Any photos appreciated as well..


----------



## 1986 jetta gli (May 1, 2004)

*Hub Centric Rings???*

What size Hub Centric Rings do i need to fit these OZ RACING 18' CRONO'S ON MY MK5 JETTA GLI?


----------



## [email protected] (Apr 9, 2008)

1986 jetta gli said:


> What size Hub Centric Rings do i need to fit these OZ RACING 18' CRONO'S ON MY MK5 JETTA GLI?

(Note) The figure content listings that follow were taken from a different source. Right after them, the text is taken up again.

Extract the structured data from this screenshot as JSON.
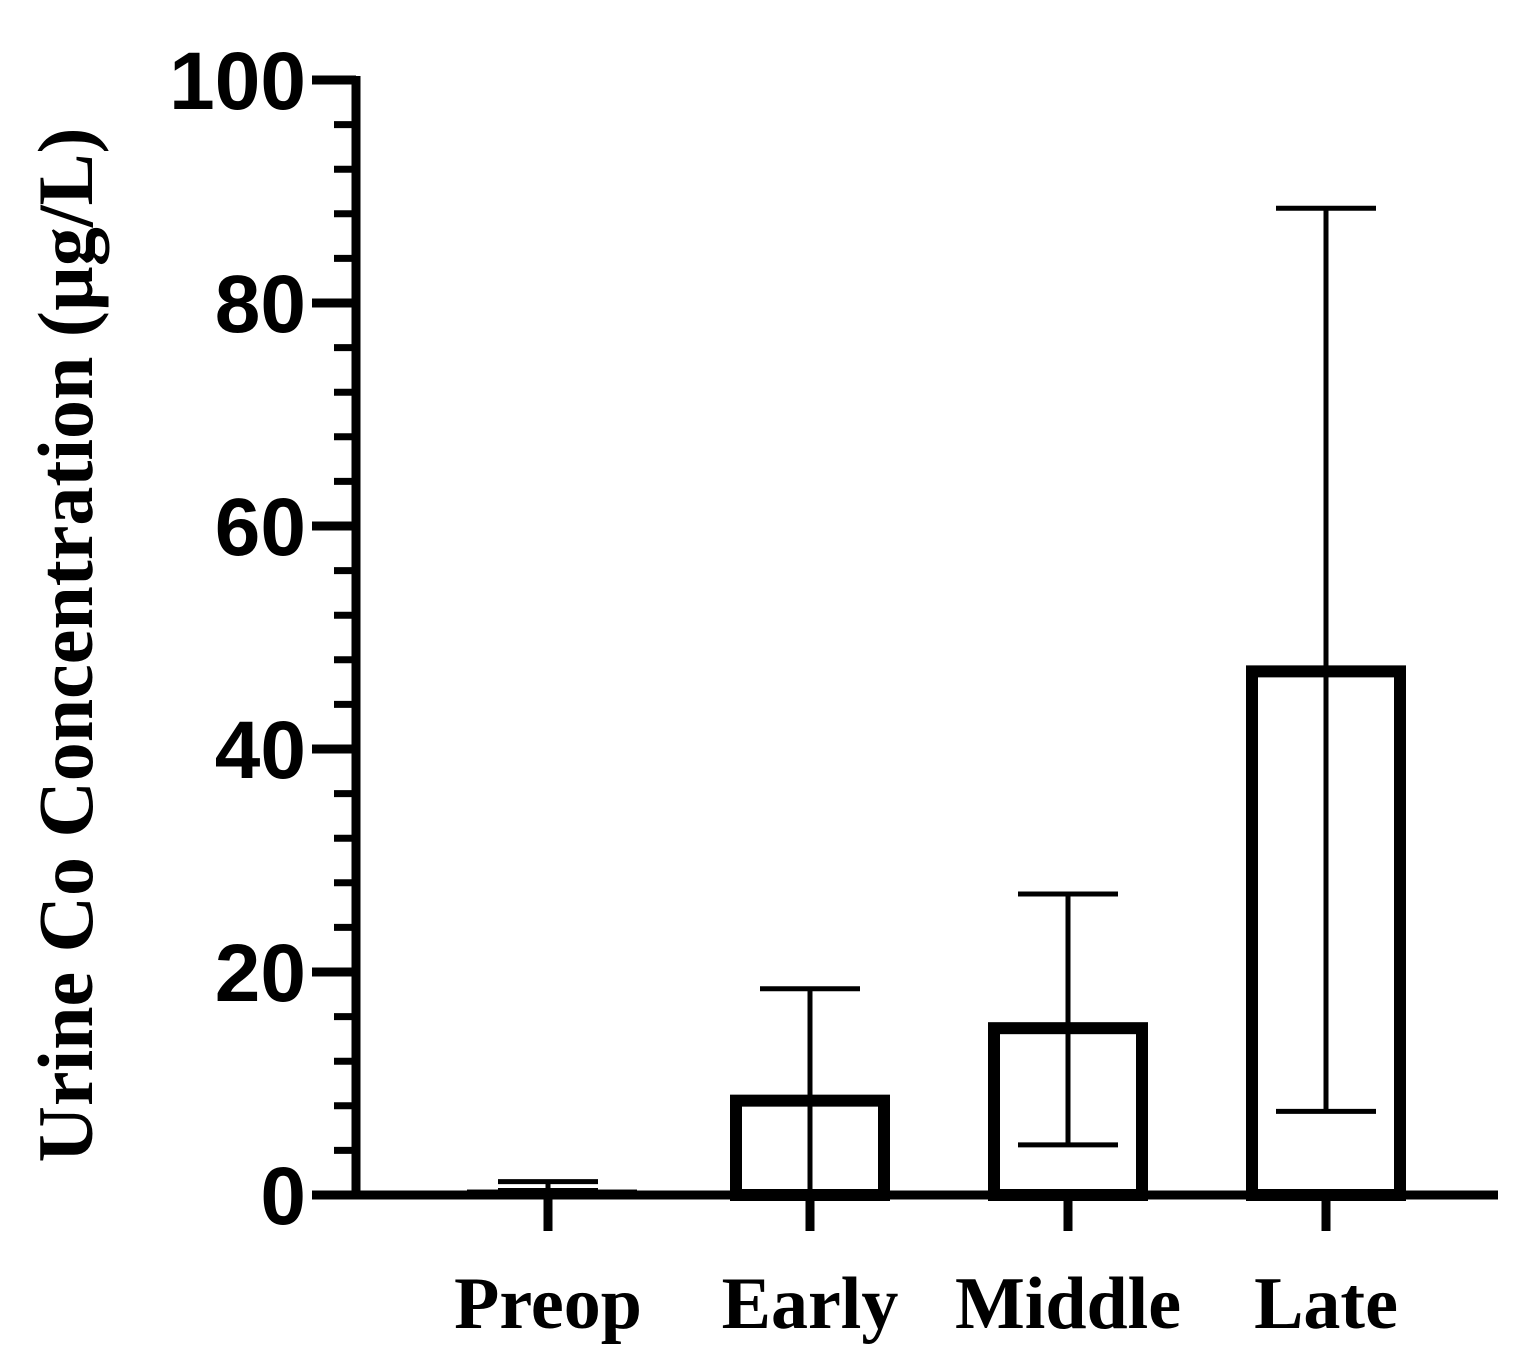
{
  "chart_data": {
    "type": "bar",
    "categories": [
      "Preop",
      "Early",
      "Middle",
      "Late"
    ],
    "values": [
      0.4,
      9.0,
      15.5,
      47.5
    ],
    "error_upper": [
      1.2,
      18.5,
      27.0,
      88.5
    ],
    "error_lower": [
      0.4,
      0.0,
      4.5,
      7.5
    ],
    "ylabel": "Urine Co Concentration (µg/L)",
    "xlabel": "",
    "ylim": [
      0,
      100
    ],
    "yticks": [
      "0",
      "20",
      "40",
      "60",
      "80",
      "100"
    ],
    "ytick_values": [
      0,
      20,
      40,
      60,
      80,
      100
    ],
    "minor_tick_step": 4,
    "grid": false,
    "bar_fill": "#ffffff",
    "stroke_color": "#000000"
  }
}
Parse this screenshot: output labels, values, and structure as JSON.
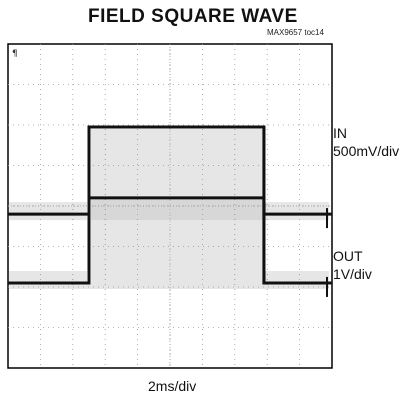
{
  "chart_data": {
    "type": "line",
    "title": "FIELD SQUARE WAVE",
    "note": "MAX9657 toc14",
    "xlabel": "2ms/div",
    "grid": true,
    "x_divisions": 10,
    "y_divisions": 8,
    "x": [
      0,
      2.5,
      2.5,
      7.9,
      7.9,
      10
    ],
    "series": [
      {
        "name": "IN",
        "scale": "500mV/div",
        "y_div": [
          -0.2,
          -0.2,
          1.95,
          1.95,
          -0.2,
          -0.2
        ]
      },
      {
        "name": "OUT",
        "scale": "1V/div",
        "y_div": [
          -1.9,
          -1.9,
          0.2,
          0.2,
          -1.9,
          -1.9
        ]
      }
    ]
  },
  "colors": {
    "trace": "#111111",
    "grid": "#9a9a9a",
    "frame": "#000000"
  }
}
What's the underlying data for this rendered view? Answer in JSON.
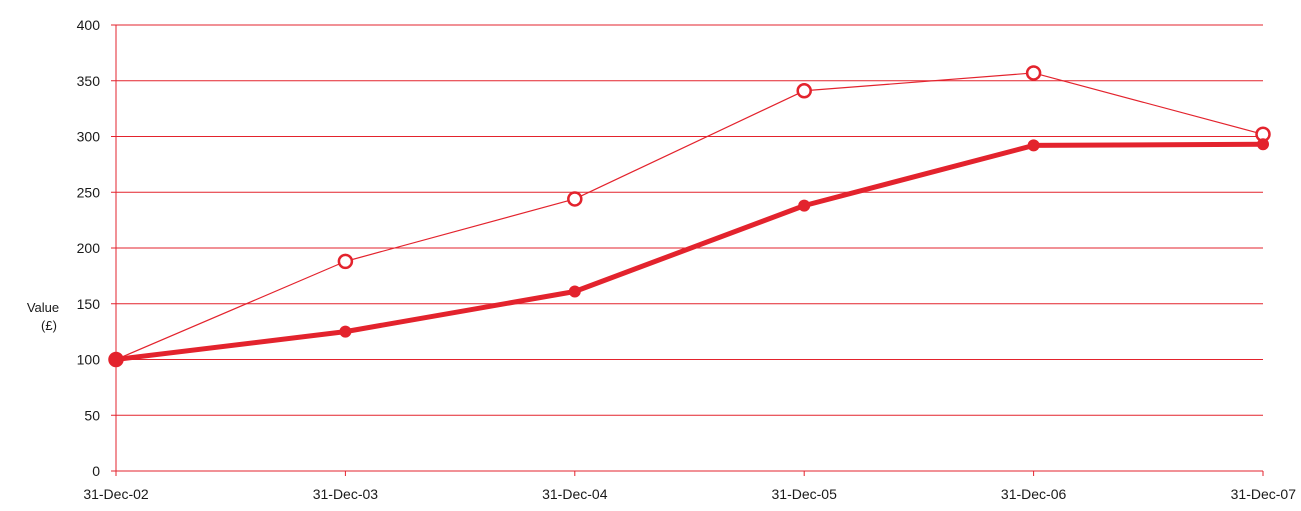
{
  "chart_data": {
    "type": "line",
    "title": "",
    "xlabel": "",
    "ylabel": "Value",
    "ylabel_unit": "(£)",
    "categories": [
      "31-Dec-02",
      "31-Dec-03",
      "31-Dec-04",
      "31-Dec-05",
      "31-Dec-06",
      "31-Dec-07"
    ],
    "ylim": [
      0,
      400
    ],
    "yticks": [
      0,
      50,
      100,
      150,
      200,
      250,
      300,
      350,
      400
    ],
    "grid": true,
    "series": [
      {
        "marker": "filled-circle",
        "line_weight": "thick",
        "color": "#e3232d",
        "values": [
          100,
          125,
          161,
          238,
          292,
          293
        ]
      },
      {
        "marker": "hollow-circle",
        "line_weight": "thin",
        "color": "#e3232d",
        "values": [
          100,
          188,
          244,
          341,
          357,
          302
        ]
      }
    ]
  },
  "colors": {
    "accent": "#e3232d",
    "axis": "#e3232d",
    "text": "#1a1a1a"
  }
}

You'll need to have the centerbore measured to be on the safe side. The wheel is no longer in our database, so we don't have any specs.


----------



## 1986 jetta gli (May 1, 2004)

i am having the wheels powdercoated satin black, any suggestions what to do with the center caps?
i will also need a set of lug nuts to match all 4 satin black ozs, where should i order those? what size lug nuts should i look for for these oz crono evolution wheels?


----------



## 1986 jetta gli (May 1, 2004)

i am having the wheels powdercoated satin black, any suggestions what to do with the center caps?
i will also need a set of lug nuts to match all 4 satin black ozs, where should i order those? what size lug nuts should i look for for these oz crono evolution wheels?


----------